Gen jets are defined by clustering all final-state MC particles (excluding neutrinos) using the same jet algorithm as for the reconstructed jets. For calorimeter jets, exclusive Durham clustering on MC particles is used to define the gen jets.

To determine into which jets the Higgs decays into, we match the gen jets to the Higgs (or $W^{+/-}$) decay products.

Reco-truth jet matching

We use greedy matching based on the angular distance $\Delta R = \sqrt{(\Delta\phi)^2 + (\Delta\eta)^2}$. For each gen jet, the closest reco jet is selected, provided that $\Delta R &lt; R_{max}$.

Jet performance metrics

The toolkit computes several key performance metrics:

  • Jet Energy Resolution (JER): The resolution of reconstructed jet energy compared to truth jet energy, typically parameterized as $\sigma_E/E = A \oplus B/\sqrt{E} \oplus C/E$ or $\sigma_E/E = A \oplus C/E$.
  • Angular Resolution: The resolution of jet direction (η and φ) compared to truth jets.
  • Reconstructed Higgs Mass: The resolution of the reconstructed Higgs boson mass from jet combinations.
  • Jet Matching Efficiency: The fraction of events where all jets are successfully matched between reconstruction and truth.

Jet Energy and Angular Resolution Parametrization

The jet energy and angular resolutions are parameterized using functional forms that capture the energy-dependent behavior of the resolution. The resolution is computed as the narrowest 68% interval (std68) from the distribution of the relative energy difference $(E_{reco}/E_{true} - 1)$ or angular differences $(\phi_{reco} - \phi_{true})$ and $(\theta_{reco} - \theta_{true})$.

Jet Energy Resolution (JER)

The jet energy resolution is parameterized using one of two functional forms, depending on the jet type and analysis needs:

With confusion term: $$\frac{\sigma_E}{E} = \frac{S}{\sqrt{E}} \oplus \frac{N}{E} \oplus C$$

Without confusion term: $$\frac{\sigma_E}{E} = \frac{S}{\sqrt{E}} \oplus C$$

Where:

  • S (stochastic term): Represents the stochastic term proportional to $1/\sqrt{E}$, related to the statistical fluctuations in energy measurement
  • N (constant term): Represents the constant term, independent of energy, related to systematic effects (used in 3-parameter fits)
  • C (confusion term): Represents the confusion term proportional to $1/E$, related to jet confusion effects

The parameters are fitted using scipy.optimize.curve_fit with appropriate bounds to ensure physical values. The fit is performed on resolution values computed in energy bins (typically 0-10, 10-20, 20-30, ..., 90-100 GeV).

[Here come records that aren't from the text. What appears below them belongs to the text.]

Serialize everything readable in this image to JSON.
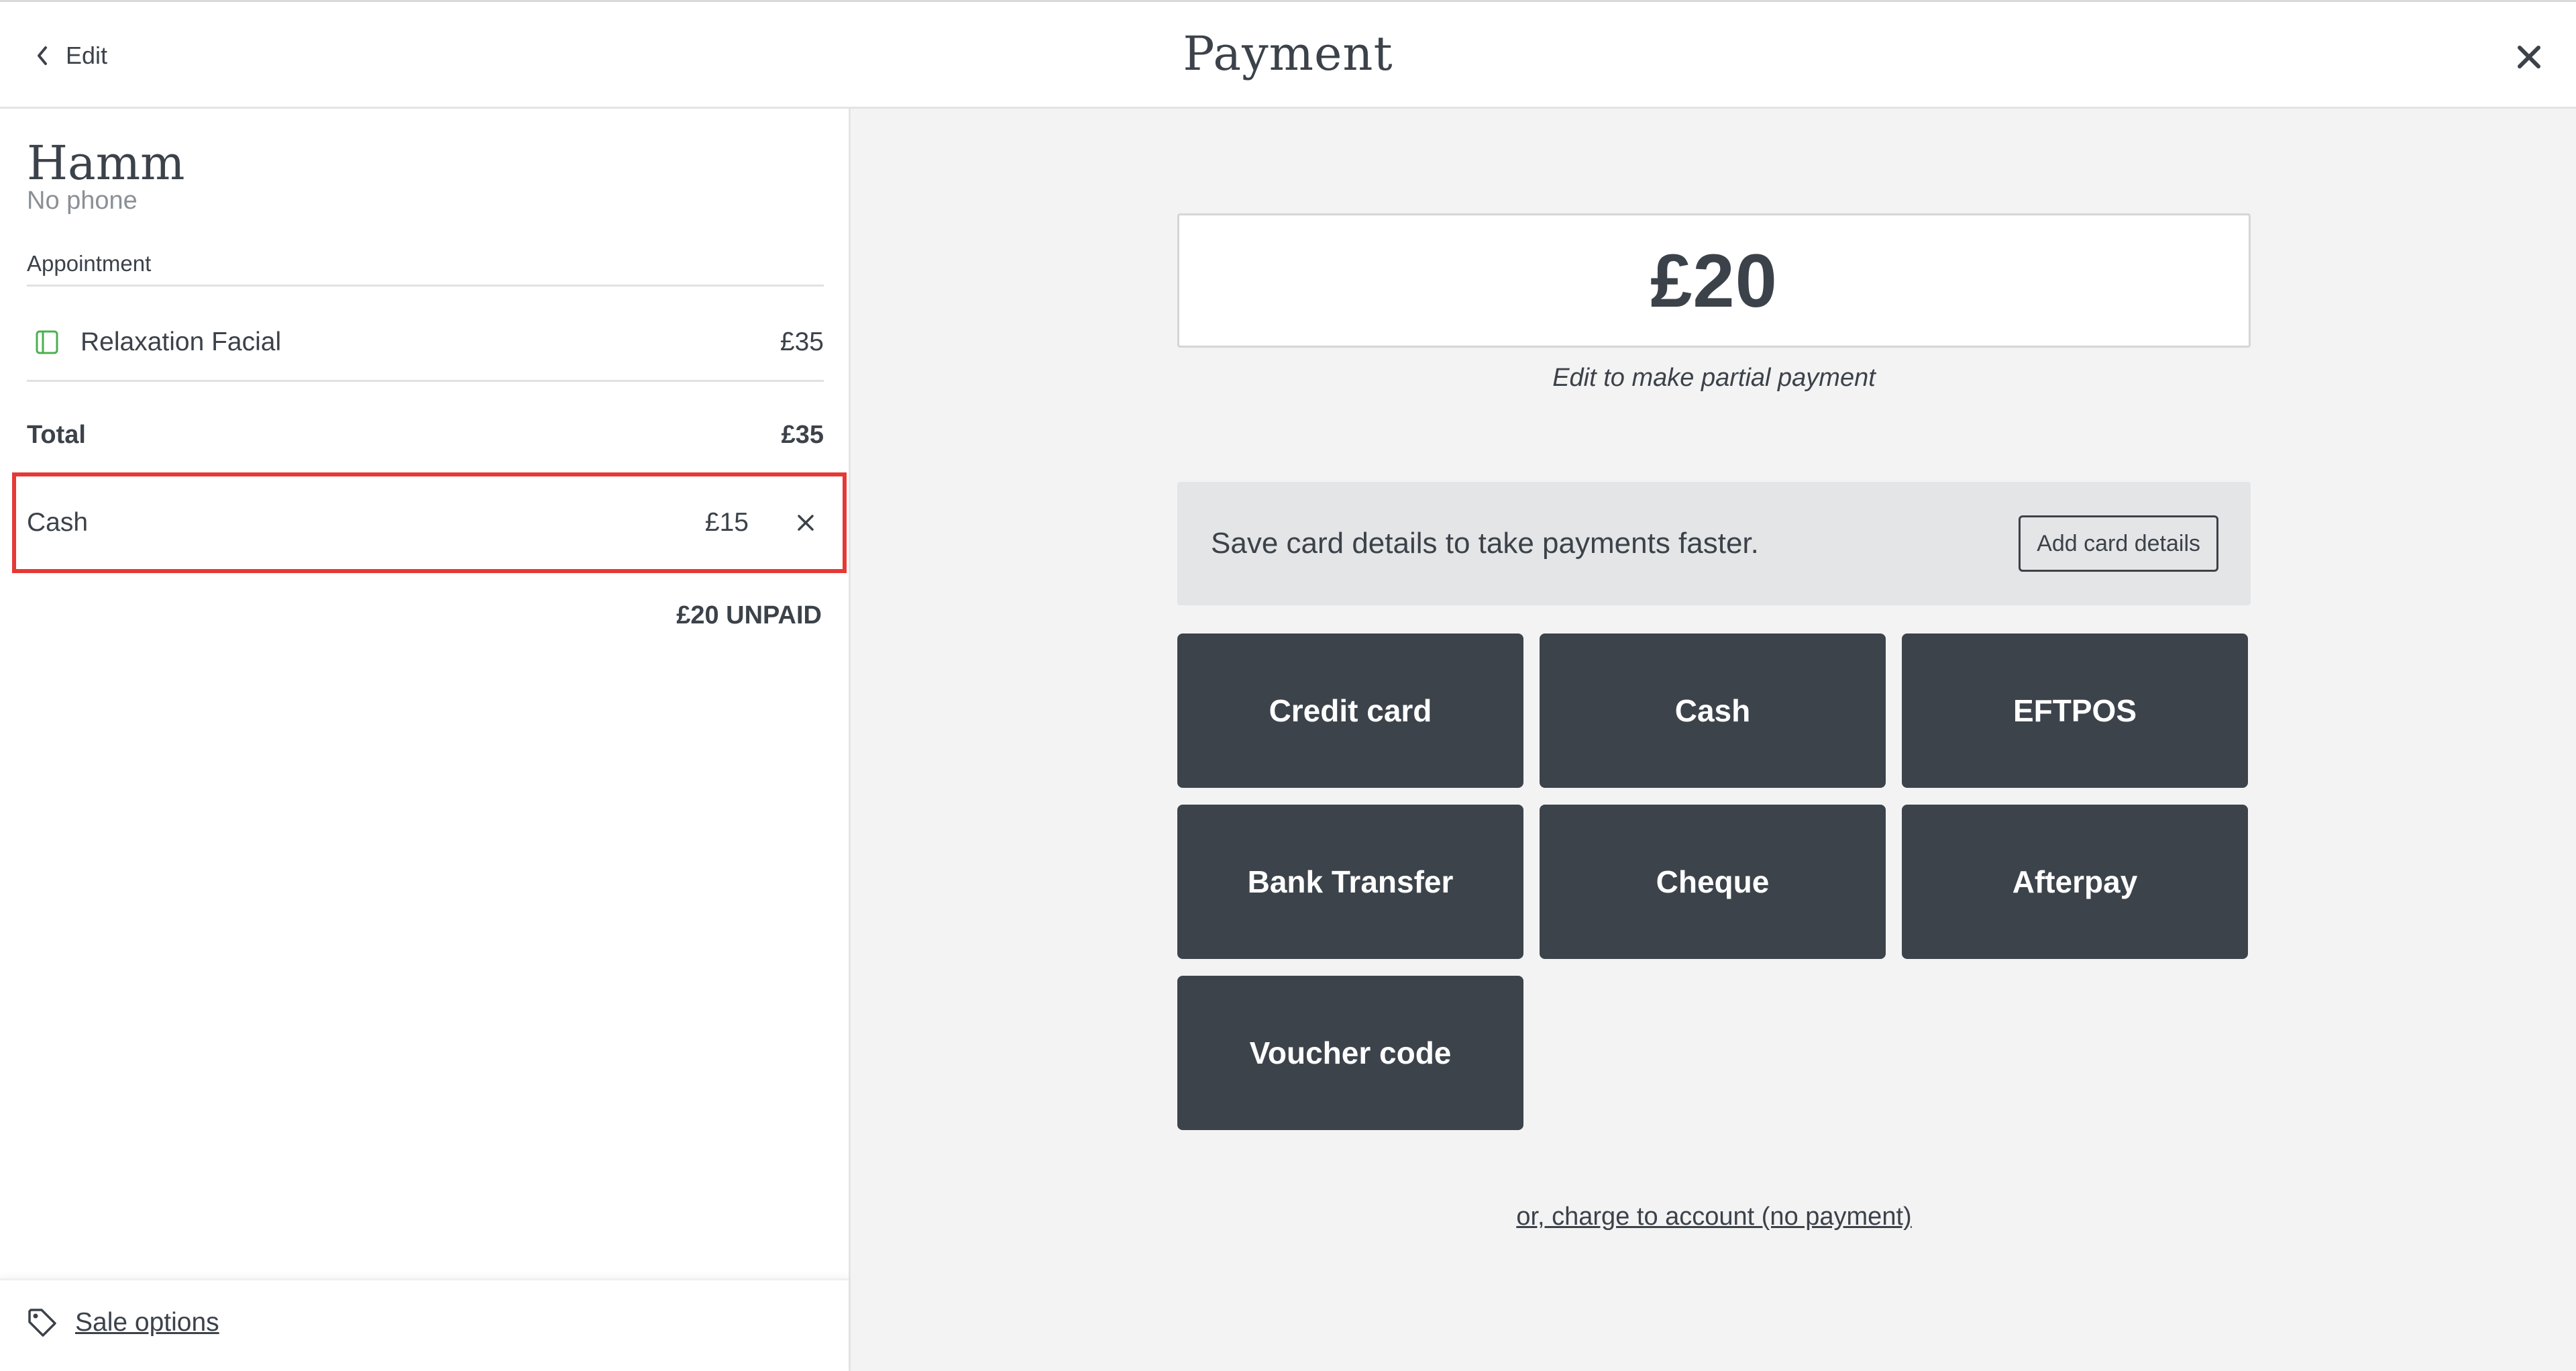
{
  "header": {
    "back_label": "Edit",
    "title": "Payment"
  },
  "client": {
    "name": "Hamm",
    "phone": "No phone"
  },
  "appointment": {
    "section_label": "Appointment",
    "service_name": "Relaxation Facial",
    "service_price": "£35",
    "service_icon_color": "#4caf50"
  },
  "totals": {
    "total_label": "Total",
    "total_value": "£35"
  },
  "payment_line": {
    "method": "Cash",
    "amount": "£15"
  },
  "unpaid_label": "£20 UNPAID",
  "footer": {
    "sale_options_label": "Sale options"
  },
  "amount": {
    "value": "£20",
    "hint": "Edit to make partial payment"
  },
  "card_banner": {
    "text": "Save card details to take payments faster.",
    "button_label": "Add card details"
  },
  "methods": [
    "Credit card",
    "Cash",
    "EFTPOS",
    "Bank Transfer",
    "Cheque",
    "Afterpay",
    "Voucher code"
  ],
  "charge_link": "or, charge to account (no payment)",
  "colors": {
    "highlight_border": "#e53935",
    "button_bg": "#3c434b",
    "panel_bg": "#f3f3f3"
  },
  "icons": {
    "back": "chevron-left-icon",
    "close": "close-icon",
    "service": "service-card-icon",
    "remove": "remove-x-icon",
    "sale_options": "tag-icon"
  }
}
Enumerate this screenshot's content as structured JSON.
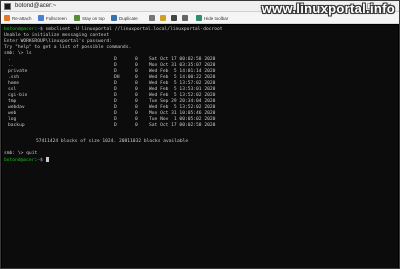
{
  "window": {
    "title": "botond@acer:~",
    "icon": "terminal-icon",
    "controls": [
      "minimize-icon",
      "maximize-icon",
      "close-icon"
    ]
  },
  "toolbar": {
    "items": [
      {
        "label": "Re-attach",
        "icon": "reattach-icon"
      },
      {
        "label": "Fullscreen",
        "icon": "fullscreen-icon"
      },
      {
        "label": "Stay on top",
        "icon": "pin-icon"
      },
      {
        "label": "Duplicate",
        "icon": "duplicate-icon"
      },
      {
        "label": "",
        "icon": "settings-icon"
      },
      {
        "label": "",
        "icon": "event-log-icon"
      },
      {
        "label": "",
        "icon": "keyboard-icon"
      },
      {
        "label": "",
        "icon": "mouse-icon"
      },
      {
        "label": "Hide toolbar",
        "icon": "hide-toolbar-icon"
      }
    ]
  },
  "watermark": "www.linuxportal.info",
  "terminal": {
    "prompt_user": "botond@acer",
    "prompt_path": "~",
    "command": "smbclient -U linuxportal //linuxportal.local/linuxportal-docroot",
    "messages": [
      "Unable to initialize messaging context",
      "Enter WORKGROUP\\linuxportal's password:",
      "Try \"help\" to get a list of possible commands."
    ],
    "smb_prompt": "smb: \\>",
    "ls_command": "ls",
    "listing": [
      {
        "name": ".",
        "attr": "D",
        "size": "0",
        "date": "Sat Oct 17 00:02:58 2020"
      },
      {
        "name": "..",
        "attr": "D",
        "size": "0",
        "date": "Mon Oct 31 03:35:07 2020"
      },
      {
        "name": "private",
        "attr": "D",
        "size": "0",
        "date": "Wed Feb  5 14:01:14 2020"
      },
      {
        "name": ".ssh",
        "attr": "DH",
        "size": "0",
        "date": "Wed Feb  5 14:00:22 2020"
      },
      {
        "name": "home",
        "attr": "D",
        "size": "0",
        "date": "Wed Feb  5 13:57:02 2020"
      },
      {
        "name": "ssl",
        "attr": "D",
        "size": "0",
        "date": "Wed Feb  5 13:53:01 2020"
      },
      {
        "name": "cgi-bin",
        "attr": "D",
        "size": "0",
        "date": "Wed Feb  5 13:52:02 2020"
      },
      {
        "name": "tmp",
        "attr": "D",
        "size": "0",
        "date": "Tue Sep 29 20:34:04 2020"
      },
      {
        "name": "webdav",
        "attr": "D",
        "size": "0",
        "date": "Wed Feb  5 13:52:02 2020"
      },
      {
        "name": "web",
        "attr": "D",
        "size": "0",
        "date": "Mon Oct 31 10:05:46 2020"
      },
      {
        "name": "log",
        "attr": "D",
        "size": "0",
        "date": "Tue Nov  1 00:05:02 2020"
      },
      {
        "name": "backup",
        "attr": "D",
        "size": "0",
        "date": "Sat Oct 17 00:02:58 2020"
      }
    ],
    "blocks_line": "57411424 blocks of size 1024. 20811032 blocks available",
    "quit_command": "quit",
    "colors": {
      "green": "#13c313",
      "blue": "#3b78ff",
      "text": "#cccccc",
      "background": "#0c0c0c"
    }
  }
}
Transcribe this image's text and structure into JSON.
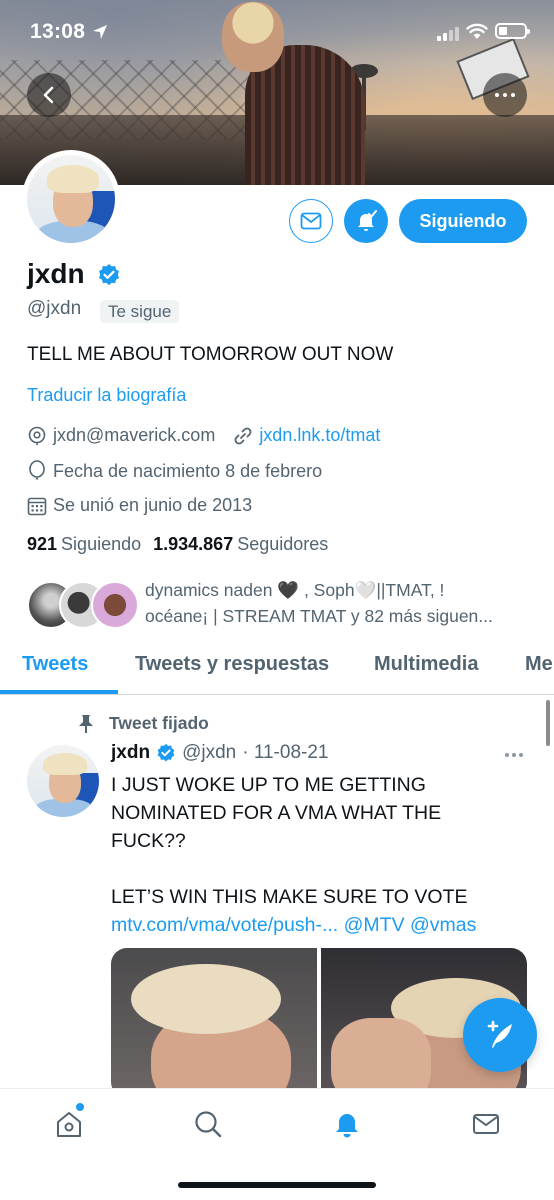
{
  "status_bar": {
    "time": "13:08"
  },
  "profile": {
    "display_name": "jxdn",
    "handle": "@jxdn",
    "follows_you_badge": "Te sigue",
    "bio": "TELL ME ABOUT TOMORROW OUT NOW",
    "translate_bio": "Traducir la biografía",
    "email": "jxdn@maverick.com",
    "link": "jxdn.lnk.to/tmat",
    "birthday": "Fecha de nacimiento 8 de febrero",
    "joined": "Se unió en junio de 2013",
    "following_count": "921",
    "following_label": "Siguiendo",
    "followers_count": "1.934.867",
    "followers_label": "Seguidores",
    "followers_you_know_line1": "dynamics naden 🖤 , Soph🤍||TMAT, !",
    "followers_you_know_line2": "océane¡ | STREAM TMAT y 82 más siguen..."
  },
  "actions": {
    "following_button": "Siguiendo"
  },
  "tabs": [
    {
      "label": "Tweets"
    },
    {
      "label": "Tweets y respuestas"
    },
    {
      "label": "Multimedia"
    },
    {
      "label": "Me"
    }
  ],
  "tweet": {
    "pinned_label": "Tweet fijado",
    "name": "jxdn",
    "handle": "@jxdn",
    "date": "· 11-08-21",
    "line1": "I JUST WOKE UP TO ME GETTING",
    "line2": "NOMINATED FOR A VMA WHAT THE",
    "line3": "FUCK??",
    "line4": "LET’S WIN THIS MAKE SURE TO VOTE",
    "link": "mtv.com/vma/vote/push-...",
    "mention1": "@MTV",
    "mention2": "@vmas"
  },
  "colors": {
    "accent": "#1d9bf0",
    "text_primary": "#0f1419",
    "text_secondary": "#536471"
  },
  "icons": {
    "back": "chevron-left-icon",
    "more": "more-horizontal-icon",
    "message": "mail-icon",
    "bell": "bell-check-icon",
    "verified": "verified-badge-icon",
    "email": "at-sign-icon",
    "link": "link-icon",
    "birthday": "balloon-icon",
    "calendar": "calendar-icon",
    "pin": "pin-icon",
    "compose": "compose-tweet-icon",
    "nav_home": "home-icon",
    "nav_search": "search-icon",
    "nav_notifications": "bell-icon",
    "nav_messages": "mail-icon"
  }
}
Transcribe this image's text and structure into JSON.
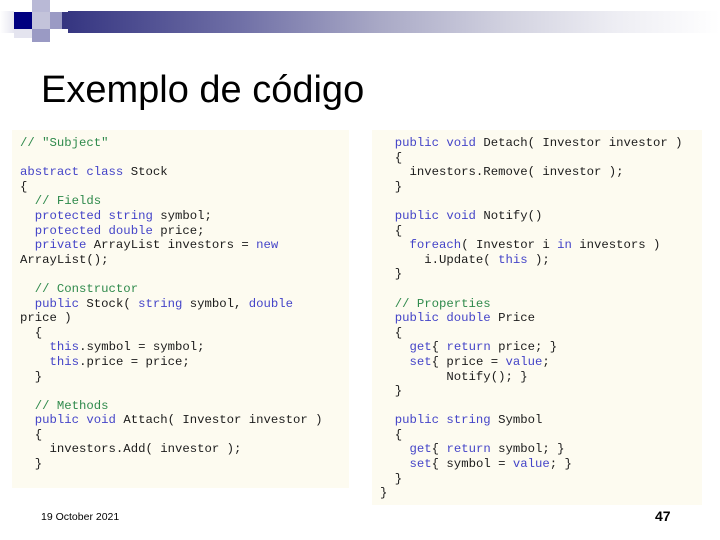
{
  "slide": {
    "title": "Exemplo de código",
    "footer_date": "19 October 2021",
    "page_number": "47"
  },
  "theme": {
    "banner_gradient_start": "#232372",
    "banner_gradient_end": "#ffffff",
    "accent_navy": "#000080",
    "accent_lavender": "#9a9ac4",
    "code_background": "#fdfbf0",
    "comment_color": "#2f8a4c",
    "keyword_color": "#4444c8",
    "identifier_color": "#1b1b1b",
    "page_background": "#ffffff"
  },
  "code_left": {
    "language": "csharp",
    "lines": [
      [
        {
          "t": "// \"Subject\"",
          "c": "cm"
        }
      ],
      [],
      [
        {
          "t": "abstract class ",
          "c": "kw"
        },
        {
          "t": "Stock",
          "c": "id"
        }
      ],
      [
        {
          "t": "{",
          "c": "id"
        }
      ],
      [
        {
          "t": "  // Fields",
          "c": "cm"
        }
      ],
      [
        {
          "t": "  protected string ",
          "c": "kw"
        },
        {
          "t": "symbol;",
          "c": "id"
        }
      ],
      [
        {
          "t": "  protected double ",
          "c": "kw"
        },
        {
          "t": "price;",
          "c": "id"
        }
      ],
      [
        {
          "t": "  private ",
          "c": "kw"
        },
        {
          "t": "ArrayList investors = ",
          "c": "id"
        },
        {
          "t": "new",
          "c": "kw"
        }
      ],
      [
        {
          "t": "ArrayList();",
          "c": "id"
        }
      ],
      [],
      [
        {
          "t": "  // Constructor",
          "c": "cm"
        }
      ],
      [
        {
          "t": "  public ",
          "c": "kw"
        },
        {
          "t": "Stock( ",
          "c": "id"
        },
        {
          "t": "string ",
          "c": "kw"
        },
        {
          "t": "symbol, ",
          "c": "id"
        },
        {
          "t": "double",
          "c": "kw"
        }
      ],
      [
        {
          "t": "price )",
          "c": "id"
        }
      ],
      [
        {
          "t": "  {",
          "c": "id"
        }
      ],
      [
        {
          "t": "    ",
          "c": "id"
        },
        {
          "t": "this",
          "c": "kw"
        },
        {
          "t": ".symbol = symbol;",
          "c": "id"
        }
      ],
      [
        {
          "t": "    ",
          "c": "id"
        },
        {
          "t": "this",
          "c": "kw"
        },
        {
          "t": ".price = price;",
          "c": "id"
        }
      ],
      [
        {
          "t": "  }",
          "c": "id"
        }
      ],
      [],
      [
        {
          "t": "  // Methods",
          "c": "cm"
        }
      ],
      [
        {
          "t": "  public void ",
          "c": "kw"
        },
        {
          "t": "Attach( Investor investor )",
          "c": "id"
        }
      ],
      [
        {
          "t": "  {",
          "c": "id"
        }
      ],
      [
        {
          "t": "    investors.Add( investor );",
          "c": "id"
        }
      ],
      [
        {
          "t": "  }",
          "c": "id"
        }
      ]
    ]
  },
  "code_right": {
    "language": "csharp",
    "lines": [
      [
        {
          "t": "  public void ",
          "c": "kw"
        },
        {
          "t": "Detach( Investor investor )",
          "c": "id"
        }
      ],
      [
        {
          "t": "  {",
          "c": "id"
        }
      ],
      [
        {
          "t": "    investors.Remove( investor );",
          "c": "id"
        }
      ],
      [
        {
          "t": "  }",
          "c": "id"
        }
      ],
      [],
      [
        {
          "t": "  public void ",
          "c": "kw"
        },
        {
          "t": "Notify()",
          "c": "id"
        }
      ],
      [
        {
          "t": "  {",
          "c": "id"
        }
      ],
      [
        {
          "t": "    ",
          "c": "id"
        },
        {
          "t": "foreach",
          "c": "kw"
        },
        {
          "t": "( Investor i ",
          "c": "id"
        },
        {
          "t": "in ",
          "c": "kw"
        },
        {
          "t": "investors )",
          "c": "id"
        }
      ],
      [
        {
          "t": "      i.Update( ",
          "c": "id"
        },
        {
          "t": "this",
          "c": "kw"
        },
        {
          "t": " );",
          "c": "id"
        }
      ],
      [
        {
          "t": "  }",
          "c": "id"
        }
      ],
      [],
      [
        {
          "t": "  // Properties",
          "c": "cm"
        }
      ],
      [
        {
          "t": "  public double ",
          "c": "kw"
        },
        {
          "t": "Price",
          "c": "id"
        }
      ],
      [
        {
          "t": "  {",
          "c": "id"
        }
      ],
      [
        {
          "t": "    ",
          "c": "id"
        },
        {
          "t": "get",
          "c": "kw"
        },
        {
          "t": "{ ",
          "c": "id"
        },
        {
          "t": "return ",
          "c": "kw"
        },
        {
          "t": "price; }",
          "c": "id"
        }
      ],
      [
        {
          "t": "    ",
          "c": "id"
        },
        {
          "t": "set",
          "c": "kw"
        },
        {
          "t": "{ price = ",
          "c": "id"
        },
        {
          "t": "value",
          "c": "kw"
        },
        {
          "t": ";",
          "c": "id"
        }
      ],
      [
        {
          "t": "         Notify(); }",
          "c": "id"
        }
      ],
      [
        {
          "t": "  }",
          "c": "id"
        }
      ],
      [],
      [
        {
          "t": "  public string ",
          "c": "kw"
        },
        {
          "t": "Symbol",
          "c": "id"
        }
      ],
      [
        {
          "t": "  {",
          "c": "id"
        }
      ],
      [
        {
          "t": "    ",
          "c": "id"
        },
        {
          "t": "get",
          "c": "kw"
        },
        {
          "t": "{ ",
          "c": "id"
        },
        {
          "t": "return ",
          "c": "kw"
        },
        {
          "t": "symbol; }",
          "c": "id"
        }
      ],
      [
        {
          "t": "    ",
          "c": "id"
        },
        {
          "t": "set",
          "c": "kw"
        },
        {
          "t": "{ symbol = ",
          "c": "id"
        },
        {
          "t": "value",
          "c": "kw"
        },
        {
          "t": "; }",
          "c": "id"
        }
      ],
      [
        {
          "t": "  }",
          "c": "id"
        }
      ],
      [
        {
          "t": "}",
          "c": "id"
        }
      ]
    ]
  }
}
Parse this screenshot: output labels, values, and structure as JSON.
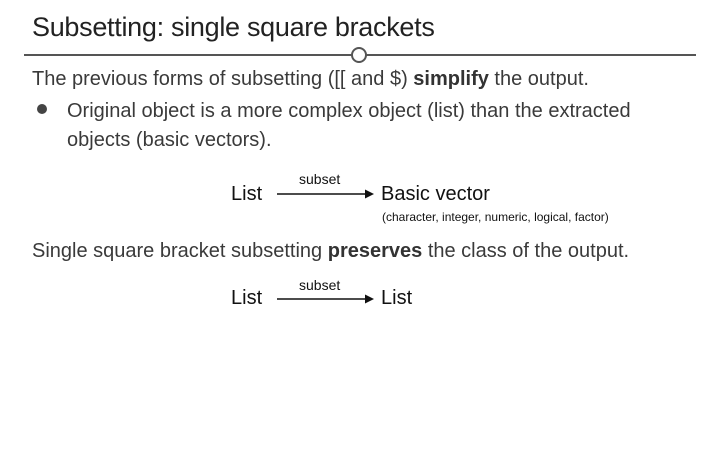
{
  "title": "Subsetting: single square brackets",
  "intro": {
    "before": "The previous forms of subsetting ([[ and $) ",
    "bold": "simplify",
    "after": " the output."
  },
  "bullet": "Original object is a more complex object (list) than the extracted objects (basic vectors).",
  "diagram1": {
    "from": "List",
    "arrow_label": "subset",
    "to": "Basic vector",
    "note": "(character, integer, numeric, logical, factor)"
  },
  "second": {
    "before": "Single square bracket subsetting ",
    "bold": "preserves",
    "after": " the class of the output."
  },
  "diagram2": {
    "from": "List",
    "arrow_label": "subset",
    "to": "List"
  }
}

We use the three-parameter form for jet energy resolution.

Angular Resolution

The angular resolution for $\phi$ (azimuthal angle), $\theta$ (polar angle), and $\eta$ (pseudorapidity) are parameterized similarly to jet energy resolution; using the simpler two-parameter form (without the confusion term).

Resolution Computation

The resolution values used for fitting are computed as follows:

  1. Energy binning: Jets are binned according to their true energy $E_{true}$ (typically in 10 GeV bins from 0-100 GeV)
  2. Distribution construction: For each energy bin, the distribution of $E_{reco}/E_{true}$ or angular differences is constructed
  3. Resolution extraction: The narrowest 68% interval (std68) is computed from each distribution, representing the resolution at that energy
  4. Fitting: The resolution values across energy bins are fitted to the parameterization functions

The fitted parameters are displayed in the resolution plots, showing the functional form and parameter values. Example parameter displays:

  • Two-parameter fit: "S=0.45 C=0.02" means $\sigma = 0.45/\sqrt{E} \oplus 0.02$
  • Three-parameter fit: "S=0.45 N=0.03 C=0.01" means $\sigma = 0.45/\sqrt{E} \oplus 0.03 \oplus 0.01/E$

Plotting scripts

The following scripts are used to produce plots per each jet clustering method (e.g., Durham, Durham with Calo Jets, etc.)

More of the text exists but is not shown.